What Genuinely Mutual Deal Should Look Like
Using the leverage of non‑signing, Dhaka can press for a fundamental rebalancing of the architecture of the agreement.
First, benefit‑sharing must be equitable. That implies not just conditional tariff cuts but guaranteed, broad‑based market access for Bangladeshi exports, including simplified rules of origin, fewer non‑tariff barriers, and meaningful safeguards against sudden tariff snap‑backs triggered unilaterally by Washington.
Second, obligations must be genuinely reciprocal: if Bangladesh is asked to open sensitive sectors or freeze certain forms of industrial policy, the United States should likewise commit to disciplines on its farm subsidies, labour‑linked protectionism in textiles, and arbitrary security‑based trade restrictions.
Third, Bangladesh’s developmental priorities must be explicitly embedded in the text.
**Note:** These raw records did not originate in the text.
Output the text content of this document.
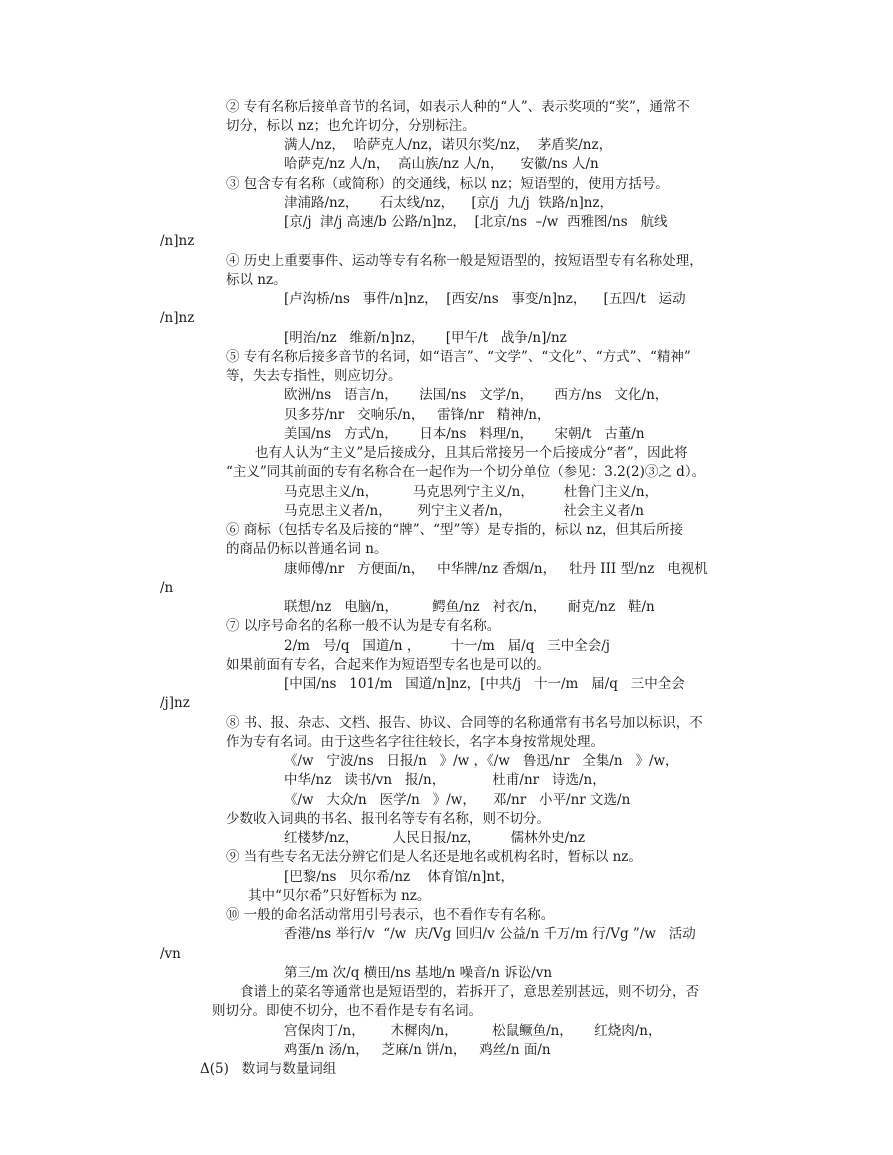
② 专有名称后接单音节的名词，如表示人种的“人”、表示奖项的“奖”，通常不
切分，标以 nz；也允许切分，分别标注。
满人/nz，  哈萨克人/nz，诺贝尔奖/nz，  茅盾奖/nz，
哈萨克/nz 人/n，  高山族/nz 人/n，    安徽/ns 人/n
③ 包含专有名称（或简称）的交通线，标以 nz；短语型的，使用方括号。
津浦路/nz，     石太线/nz，    [京/j  九/j  铁路/n]nz，
[京/j  津/j 高速/b 公路/n]nz，  [北京/ns  –/w  西雅图/ns   航线
/n]nz
④ 历史上重要事件、运动等专有名称一般是短语型的，按短语型专有名称处理，
标以 nz。
[卢沟桥/ns   事件/n]nz，  [西安/ns   事变/n]nz，    [五四/t   运动
/n]nz
[明治/nz   维新/n]nz，     [甲午/t   战争/n]/nz
⑤ 专有名称后接多音节的名词，如“语言”、“文学”、“文化”、“方式”、“精神”
等，失去专指性，则应切分。
欧洲/ns   语言/n，     法国/ns   文学/n，     西方/ns   文化/n，
贝多芬/nr   交响乐/n，   雷锋/nr   精神/n，
美国/ns   方式/n，     日本/ns   料理/n，     宋朝/t   古董/n
也有人认为“主义”是后接成分，且其后常接另一个后接成分“者”，因此将
“主义”同其前面的专有名称合在一起作为一个切分单位（参见：3.2(2)③之 d）。
马克思主义/n，        马克思列宁主义/n，       杜鲁门主义/n，
马克思主义者/n，      列宁主义者/n，            社会主义者/n
⑥ 商标（包括专名及后接的“牌”、“型”等）是专指的，标以 nz，但其后所接
的商品仍标以普通名词 n。
康师傅/nr   方便面/n，   中华牌/nz 香烟/n，   牡丹 III 型/nz   电视机
/n
联想/nz   电脑/n，        鳄鱼/nz   衬衣/n，     耐克/nz   鞋/n
⑦ 以序号命名的名称一般不认为是专有名称。
2/m   号/q   国道/n ，       十一/m   届/q   三中全会/j
如果前面有专名，合起来作为短语型专名也是可以的。
[中国/ns   101/m   国道/n]nz，[中共/j   十一/m   届/q   三中全会
/j]nz
⑧ 书、报、杂志、文档、报告、协议、合同等的名称通常有书名号加以标识，不
作为专有名词。由于这些名字往往较长，名字本身按常规处理。
《/w   宁波/ns   日报/n   》/w ，《/w   鲁迅/nr   全集/n   》/w，
中华/nz   读书/vn   报/n，           杜甫/nr   诗选/n，
《/w   大众/n   医学/n   》/w，    邓/nr   小平/nr 文选/n
少数收入词典的书名、报刊名等专有名称，则不切分。
红楼梦/nz，        人民日报/nz，       儒林外史/nz
⑨ 当有些专名无法分辨它们是人名还是地名或机构名时，暂标以 nz。
[巴黎/ns   贝尔希/nz    体育馆/n]nt，
其中“贝尔希”只好暂标为 nz。
⑩ 一般的命名活动常用引号表示，也不看作专有名称。
香港/ns 举行/v  “/w  庆/Vg 回归/v 公益/n 千万/m 行/Vg ”/w   活动
/vn
第三/m 次/q 横田/ns 基地/n 噪音/n 诉讼/vn
食谱上的菜名等通常也是短语型的，若拆开了，意思差别甚远，则不切分，否
则切分。即使不切分，也不看作是专有名词。
宫保肉丁/n，      木樨肉/n，        松鼠鳜鱼/n，     红烧肉/n，
鸡蛋/n 汤/n，   芝麻/n 饼/n，   鸡丝/n 面/n
Δ(5)   数词与数量词组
This includes carve‑outs for public procurement in critical infrastructure, space for targeted subsidies and credit for priority industries, technology‑transfer commitments in sectors like renewable energy and digital services, and cooperation on skills and migration that can translate trade into employment for Bangladeshi citizens.
Finally, dispute‑settlement and review clauses should be balanced, transparent, and subject to parliamentary oversight in Dhaka, rather than leaving the threat of tariff escalation solely in US hands.
A renegotiated framework along these lines would still allow the United States to expand its commercial footprint in one of South Asia’s fastest‑growing economies, but on terms that respect Bangladesh’s sovereignty and long‑term developmental trajectory.
The BNP government’s refusal to simply endorse an agreement that disproportionately favours the external partner opens the door to such a recalibration. Far from being an act of defiance, it is a necessary assertion that trade, to be sustainable, must be mutual in design and just in its outcomes.